The move to co-brand with Lewis Road Creamery, and to produce a product which is not chocolate, is slight change in direction for Whittakers. L+P and Griffin’s Hundreds and Thousands biscuits are well-loved icons of kiwiana. They are reflective of mainstream kiwi life and remind many of us of our childhood. Lewis Road Creamery, producers of artisan milk and butter, are a relatively new company, launched in 2011.
Lewis Road Creamery is a brand aimed at the premium end of the market. They charge a premium price for their butter and milk products, based on promising a premium product. I have watched the rise of Lewis Road Creamery with interest. I first saw them turn up at Farro and Nosh, high end supermarkets, and then I saw then turned up at some New World supermarkets and then…their milk turned up in my fridge. My partner is a fan of the milk.

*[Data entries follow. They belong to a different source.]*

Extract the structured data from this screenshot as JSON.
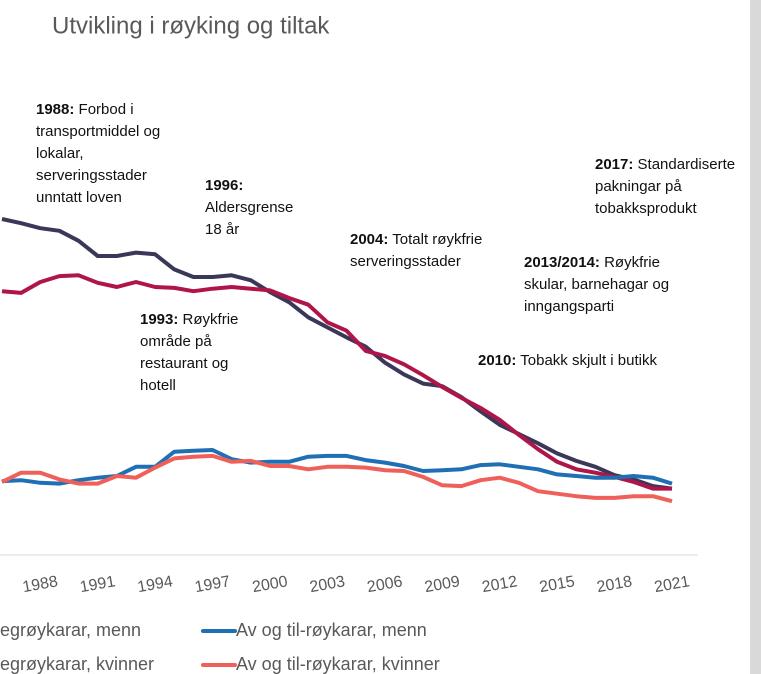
{
  "chart_data": {
    "type": "line",
    "title": "Utvikling i røyking og tiltak",
    "x": [
      1986,
      1987,
      1988,
      1989,
      1990,
      1991,
      1992,
      1993,
      1994,
      1995,
      1996,
      1997,
      1998,
      1999,
      2000,
      2001,
      2002,
      2003,
      2004,
      2005,
      2006,
      2007,
      2008,
      2009,
      2010,
      2011,
      2012,
      2013,
      2014,
      2015,
      2016,
      2017,
      2018,
      2019,
      2020,
      2021
    ],
    "xlim": [
      1986,
      2021
    ],
    "xticks": [
      1988,
      1991,
      1994,
      1997,
      2000,
      2003,
      2006,
      2009,
      2012,
      2015,
      2018,
      2021
    ],
    "ylim": [
      0,
      60
    ],
    "series": [
      {
        "name": "egrøykarar, menn",
        "color": "#3a3858",
        "values": [
          40.0,
          39.5,
          38.9,
          38.6,
          37.4,
          35.6,
          35.6,
          36.0,
          35.8,
          34.0,
          33.1,
          33.1,
          33.3,
          32.7,
          31.3,
          30.1,
          28.3,
          27.1,
          25.9,
          24.8,
          22.9,
          21.5,
          20.4,
          20.1,
          18.8,
          17.1,
          15.5,
          14.4,
          13.3,
          12.1,
          11.2,
          10.5,
          9.5,
          9.0,
          8.2,
          7.9
        ]
      },
      {
        "name": "egrøykarar, kvinner",
        "color": "#b0154a",
        "values": [
          31.4,
          31.2,
          32.5,
          33.2,
          33.3,
          32.4,
          31.9,
          32.5,
          31.9,
          31.8,
          31.4,
          31.7,
          31.9,
          31.7,
          31.5,
          30.6,
          29.8,
          27.7,
          26.7,
          24.3,
          23.7,
          22.7,
          21.4,
          20.0,
          18.7,
          17.5,
          16.1,
          14.3,
          12.6,
          11.1,
          10.2,
          9.8,
          9.3,
          8.7,
          7.9,
          7.9
        ]
      },
      {
        "name": "Av og til-røykarar, menn",
        "color": "#1f6fb4",
        "values": [
          8.8,
          8.9,
          8.6,
          8.5,
          8.9,
          9.2,
          9.4,
          10.5,
          10.5,
          12.3,
          12.4,
          12.5,
          11.4,
          11.0,
          11.1,
          11.1,
          11.7,
          11.8,
          11.8,
          11.3,
          11.0,
          10.6,
          10.0,
          10.1,
          10.2,
          10.7,
          10.8,
          10.5,
          10.2,
          9.6,
          9.4,
          9.2,
          9.2,
          9.4,
          9.2,
          8.5
        ]
      },
      {
        "name": "Av og til-røykarar, kvinner",
        "color": "#f0605a",
        "values": [
          8.7,
          9.8,
          9.8,
          9.0,
          8.5,
          8.5,
          9.4,
          9.2,
          10.4,
          11.5,
          11.7,
          11.8,
          11.1,
          11.2,
          10.6,
          10.6,
          10.2,
          10.5,
          10.5,
          10.4,
          10.1,
          10.0,
          9.3,
          8.3,
          8.2,
          8.9,
          9.2,
          8.6,
          7.6,
          7.3,
          7.0,
          6.8,
          6.8,
          7.0,
          7.0,
          6.4
        ]
      }
    ],
    "annotations": [
      {
        "bold": "1988:",
        "lines": [
          " Forbod i",
          "transportmiddel og",
          "lokalar,",
          "serveringsstader",
          "unntatt loven"
        ]
      },
      {
        "bold": "1996:",
        "lines": [
          "",
          "Aldersgrense",
          "18 år"
        ]
      },
      {
        "bold": "2004:",
        "lines": [
          " Totalt røykfrie",
          "serveringsstader"
        ]
      },
      {
        "bold": "1993:",
        "lines": [
          " Røykfrie",
          "område på",
          "restaurant og",
          "hotell"
        ]
      },
      {
        "bold": "2013/2014:",
        "lines": [
          " Røykfrie",
          "skular, barnehagar og",
          "inngangsparti"
        ]
      },
      {
        "bold": "2017:",
        "lines": [
          " Standardiserte",
          "pakningar på",
          "tobakksprodukt"
        ]
      },
      {
        "bold": "2010:",
        "lines": [
          " Tobakk skjult i butikk"
        ]
      }
    ]
  }
}
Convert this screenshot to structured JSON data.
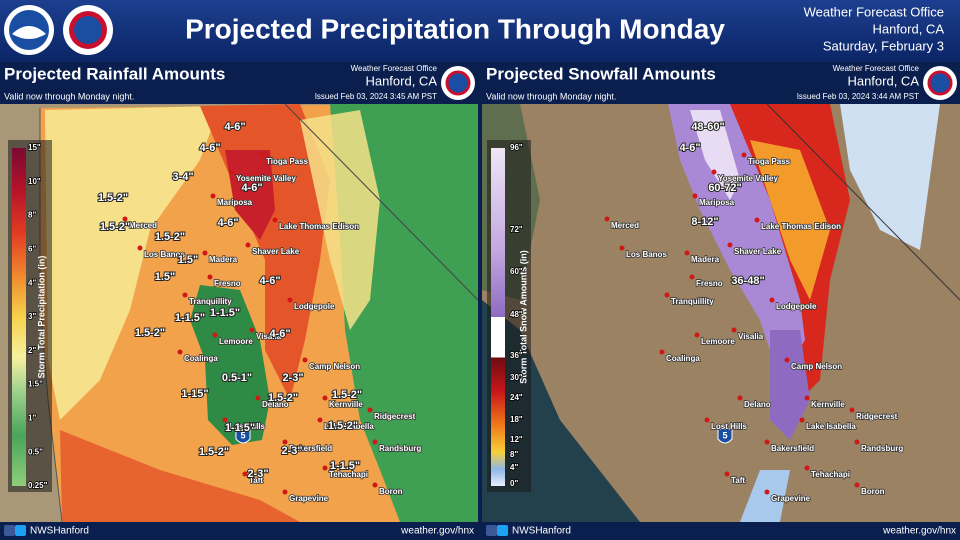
{
  "header": {
    "title": "Projected Precipitation Through Monday",
    "office": "Weather Forecast Office",
    "location": "Hanford, CA",
    "date": "Saturday, February 3"
  },
  "map_labels": {
    "cities": [
      "Merced",
      "Los Banos",
      "Madera",
      "Fresno",
      "Tranquillity",
      "Mariposa",
      "Yosemite Valley",
      "Tioga Pass",
      "Lake Thomas Edison",
      "Shaver Lake",
      "Lodgepole",
      "Lemoore",
      "Visalia",
      "Coalinga",
      "Camp Nelson",
      "Delano",
      "Kernville",
      "Lake Isabella",
      "Ridgecrest",
      "Lost Hills",
      "Bakersfield",
      "Randsburg",
      "Taft",
      "Tehachapi",
      "Grapevine",
      "Boron"
    ],
    "interstate": "5"
  },
  "panels": [
    {
      "title": "Projected Rainfall Amounts",
      "subtitle": "Valid now through Monday night.",
      "office": "Weather Forecast Office",
      "location": "Hanford, CA",
      "issued": "Issued Feb 03, 2024 3:45 AM PST",
      "legend_title": "Storm Total Precipitation (in)",
      "legend_labels": [
        "15\"",
        "10\"",
        "8\"",
        "6\"",
        "4\"",
        "3\"",
        "2\"",
        "1.5\"",
        "1\"",
        "0.5\"",
        "0.25\""
      ],
      "amounts": [
        "4-6\"",
        "4-6\"",
        "3-4\"",
        "4-6\"",
        "1.5-2\"",
        "1.5-2\"",
        "4-6\"",
        "1.5-2\"",
        "1.5\"",
        "1.5\"",
        "4-6\"",
        "1-1.5\"",
        "1-1.5\"",
        "4-6\"",
        "1.5-2\"",
        "2-3\"",
        "0.5-1\"",
        "1-15\"",
        "1.5-2\"",
        "1.5-2\"",
        "1.5-2\"",
        "1-1.5\"",
        "1.5-2\"",
        "2-3\"",
        "2-3\"",
        "1-1.5\""
      ],
      "footer_handle": "NWSHanford",
      "footer_url": "weather.gov/hnx"
    },
    {
      "title": "Projected Snowfall Amounts",
      "subtitle": "Valid now through Monday night.",
      "office": "Weather Forecast Office",
      "location": "Hanford, CA",
      "issued": "Issued Feb 03, 2024 3:44 AM PST",
      "legend_title": "Storm Total Snow Amounts (in)",
      "legend_labels": [
        "96\"",
        "72\"",
        "60\"",
        "48\"",
        "36\"",
        "30\"",
        "24\"",
        "18\"",
        "12\"",
        "8\"",
        "4\"",
        "0\""
      ],
      "amounts": [
        "48-60\"",
        "4-6\"",
        "60-72\"",
        "8-12\"",
        "36-48\""
      ],
      "footer_handle": "NWSHanford",
      "footer_url": "weather.gov/hnx"
    }
  ]
}
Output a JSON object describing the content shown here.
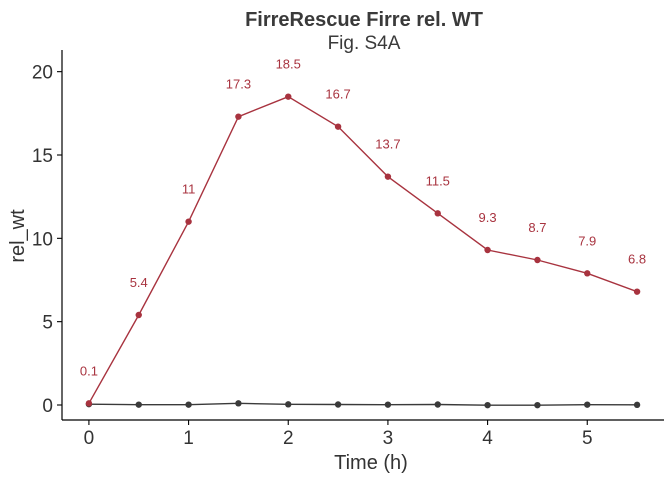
{
  "chart_data": {
    "type": "line",
    "title": "FirreRescue Firre rel. WT",
    "subtitle": "Fig. S4A",
    "xlabel": "Time (h)",
    "ylabel": "rel_wt",
    "x": [
      0,
      0.5,
      1,
      1.5,
      2,
      2.5,
      3,
      3.5,
      4,
      4.5,
      5,
      5.5
    ],
    "xlim": [
      -0.27,
      5.77
    ],
    "ylim": [
      -0.9,
      21.3
    ],
    "x_ticks": [
      0,
      1,
      2,
      3,
      4,
      5
    ],
    "y_ticks": [
      0,
      5,
      10,
      15,
      20
    ],
    "x_tick_labels": [
      "0",
      "1",
      "2",
      "3",
      "4",
      "5"
    ],
    "y_tick_labels": [
      "0",
      "5",
      "10",
      "15",
      "20"
    ],
    "grid": false,
    "series": [
      {
        "color": "#a8333f",
        "values": [
          0.1,
          5.4,
          11,
          17.3,
          18.5,
          16.7,
          13.7,
          11.5,
          9.3,
          8.7,
          7.9,
          6.8
        ],
        "data_labels": [
          "0.1",
          "5.4",
          "11",
          "17.3",
          "18.5",
          "16.7",
          "13.7",
          "11.5",
          "9.3",
          "8.7",
          "7.9",
          "6.8"
        ]
      },
      {
        "color": "#3a3a3a",
        "values": [
          0.05,
          0.02,
          0.02,
          0.1,
          0.04,
          0.03,
          0.02,
          0.03,
          -0.01,
          -0.01,
          0.02,
          0.01
        ]
      }
    ]
  }
}
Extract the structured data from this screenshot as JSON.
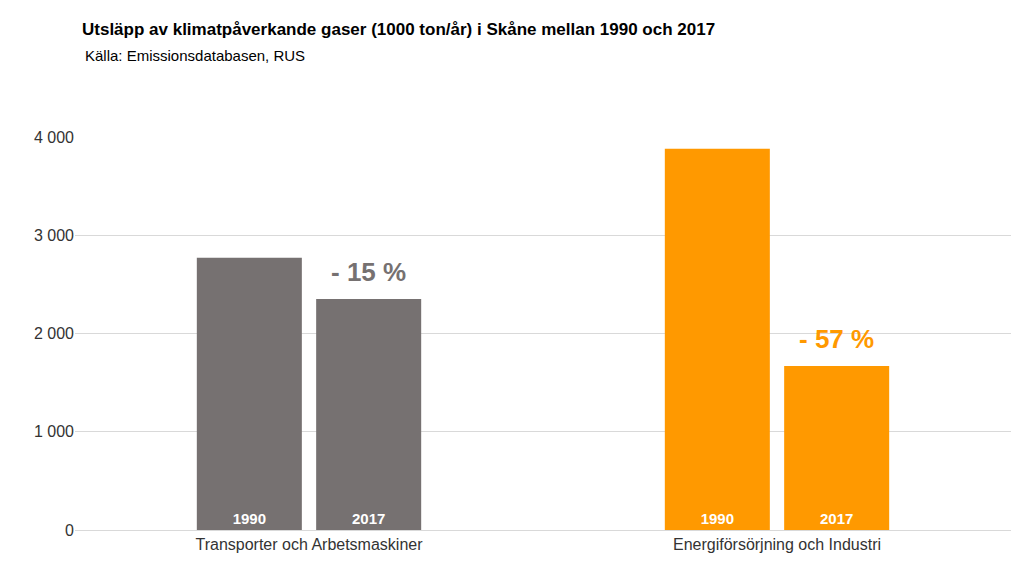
{
  "chart_data": {
    "type": "bar",
    "title": "Utsläpp av klimatpåverkande gaser (1000 ton/år) i Skåne mellan 1990 och 2017",
    "subtitle": "Källa: Emissionsdatabasen, RUS",
    "categories": [
      "Transporter och Arbetsmaskiner",
      "Energiförsörjning och Industri"
    ],
    "series": [
      {
        "name": "1990",
        "values": [
          2770,
          3880
        ]
      },
      {
        "name": "2017",
        "values": [
          2350,
          1670
        ]
      }
    ],
    "colors": [
      "#767171",
      "#ff9900"
    ],
    "ylim": [
      0,
      4000
    ],
    "yticks": [
      0,
      {
        "value": 1000,
        "label": "1 000"
      },
      {
        "value": 2000,
        "label": "2 000"
      },
      {
        "value": 3000,
        "label": "3 000"
      },
      {
        "value": 4000,
        "label": "4 000"
      }
    ],
    "grid": true,
    "annotations": [
      {
        "text": "- 15 %",
        "category": "Transporter och Arbetsmaskiner",
        "series": "2017"
      },
      {
        "text": "- 57 %",
        "category": "Energiförsörjning och Industri",
        "series": "2017"
      }
    ]
  }
}
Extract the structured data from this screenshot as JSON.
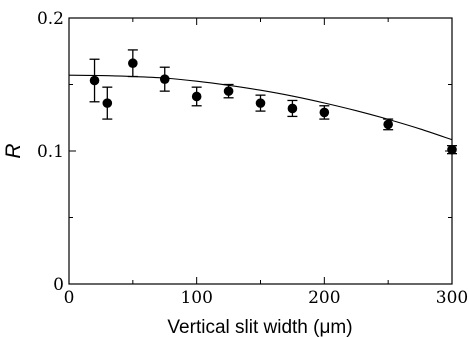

I like the product, but I like the brand more. Everything from the sleek design of the bottle to the font on the foil wrapping of the butter is an operation in building a premium price-point. First muesli went premium, or ‘artisan’, then it was yoghurt and now, with Lewis Road Creamery, our humble butter has got a little fancier.
Yet in the launch of the chocolate milk mania, Lewis Road is reaching out to the mass audience. The chocolate milk has allowed Lewis Road Creamery to reach consumers who might only ever shop at New World Mt Roskill or New World Lower Hutt, and it is placing its brand in their hands, with the help of the known and trusted brand of Whittakers. Many of those who are queueing around the country will never have purchased (or probably noticed) Lewis Road Creamery products before now.
I’m willing to believe that Lewis Road, Whittakers and their agency, Assignment Group, didn’t know just how successful the new chocolate milk would be. But the success of this product is not by chance. Unlike what one tweeter suggests, that ‘Lewis Road Creamery accidentally created the most sought after’ drink in New Zealand, there was no ‘accidentally’ in this campaign’s success. Why? Because former Group Chief Operating Officers of Saatchi and Saatchi don’t do accidental campaign success; they do success. Period.
Peter Cullinane is the founder of Lewis Road Creamery and he is the former Group COO of Saatchi and Saatchi Worldwide, based out of New York. He is currently the Director of APN News and Media.
But pedigree aside, the chocolate milk campaign has been a digital success. To my knowledge, no print, radio nor television advertising has been run to prompt this new product. This is a campaign entirely run through digital platforms. It has largely been round through social media and through the right product placement to the right tweeters or Facebook members, at the right time. When people are queuing on their saturday to get their hands on your products, someone on the strategy and planning side of the agency’s office has done a good day’s work.
I’ll leave the last word to the New World Waiuku chilled and frozen-foods manager Gordon Thornton who says “In nine years working here I’ve never seen a product get this much hype and public awareness”
Hype and public awareness – golden words to marketers’ ears.